Obwohl er direkt hätte einschlafen können, hielt ihn nun seine Neugier wach. Was hatte Peter nochmal gesagt? Dass der Anführer der Schlägertruppe wahrscheinlich bei der Auktion gewesen war? Bestimmt stand in der Los Angeles Post ein Artikel darüber. Bob wusste, dass er morgen früh in der Zentrale sein musste, doch der Drang, seinem Namen als Herr über Recherchen und Archiv alle Ehre zu machen, war größer als seine Vernunft.

Der Dritte setzte sich an seinen Schreibtisch und fuhr seinen Computer hoch. Das helle Licht des Bildschirms blendete ihn, als er in die Suchzeile aktuelle Auktionen eingab.

Nach kurzem Stöbern wurde er tatsächlich fündig. Die Schlagzeile lautete: „Homophobie-Attacke auf Will Rodriguez – Auktion abgebrochen" Der dritte Detektiv stutzte. Die Auktion war abgebrochen worden? Davon hatte Justus ihnen heute gar nichts erzählt. Er würde ihn wohl morgen danach fragen müssen.

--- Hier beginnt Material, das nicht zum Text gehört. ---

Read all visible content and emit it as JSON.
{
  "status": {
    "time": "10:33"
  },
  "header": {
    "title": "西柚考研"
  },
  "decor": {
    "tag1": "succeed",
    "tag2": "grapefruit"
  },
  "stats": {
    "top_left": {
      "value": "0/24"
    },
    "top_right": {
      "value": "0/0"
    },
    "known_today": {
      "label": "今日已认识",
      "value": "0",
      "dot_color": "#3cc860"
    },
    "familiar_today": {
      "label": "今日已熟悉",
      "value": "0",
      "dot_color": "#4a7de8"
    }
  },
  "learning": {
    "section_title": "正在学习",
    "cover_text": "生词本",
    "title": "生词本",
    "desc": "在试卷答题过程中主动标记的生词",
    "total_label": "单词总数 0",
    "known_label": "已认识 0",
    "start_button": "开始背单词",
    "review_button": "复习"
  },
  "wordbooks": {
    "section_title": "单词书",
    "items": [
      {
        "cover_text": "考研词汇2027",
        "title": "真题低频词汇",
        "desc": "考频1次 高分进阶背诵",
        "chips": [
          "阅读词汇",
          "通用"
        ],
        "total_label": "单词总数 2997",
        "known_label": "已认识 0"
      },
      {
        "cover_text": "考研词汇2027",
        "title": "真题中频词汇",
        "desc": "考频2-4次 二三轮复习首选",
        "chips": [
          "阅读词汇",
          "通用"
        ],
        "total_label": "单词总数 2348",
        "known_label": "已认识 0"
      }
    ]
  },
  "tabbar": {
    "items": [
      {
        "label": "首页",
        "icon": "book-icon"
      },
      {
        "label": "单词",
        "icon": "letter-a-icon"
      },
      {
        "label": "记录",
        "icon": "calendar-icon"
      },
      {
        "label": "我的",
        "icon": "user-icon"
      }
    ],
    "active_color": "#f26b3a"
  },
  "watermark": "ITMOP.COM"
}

Interessiert überflog er die Zeilen. Der Veranstalter Will Rodriguez war händchenhaltend mit seinem Mann in die Halle gekommen und war daraufhin von einem Besucher bespuckt und beschimpft worden, verriet der Artikel. Der Mann sollte dafür eigentlich der Veranstaltung verwiesen werden, doch der Sicherheitsdienst tauchte nicht auf. Also entschied sich Rodriguez, die Auktion zu beginnen. Als erstes wurde eine Vase versteigert, an der der aggressive Mann bedeutendes Interesse zeigte. Als jemand anders mehr bot und Rodriguez ihm die Vase überreichen wollte, wurde der Mann fast handgreiflich Will Rodriguez gegenüber und wurde von anderen Gästen abgehalten. Der Sicherheitsdienst ließ sich die ganze Zeit über nicht blicken und so wurde die Auktion vorzeitig beendet.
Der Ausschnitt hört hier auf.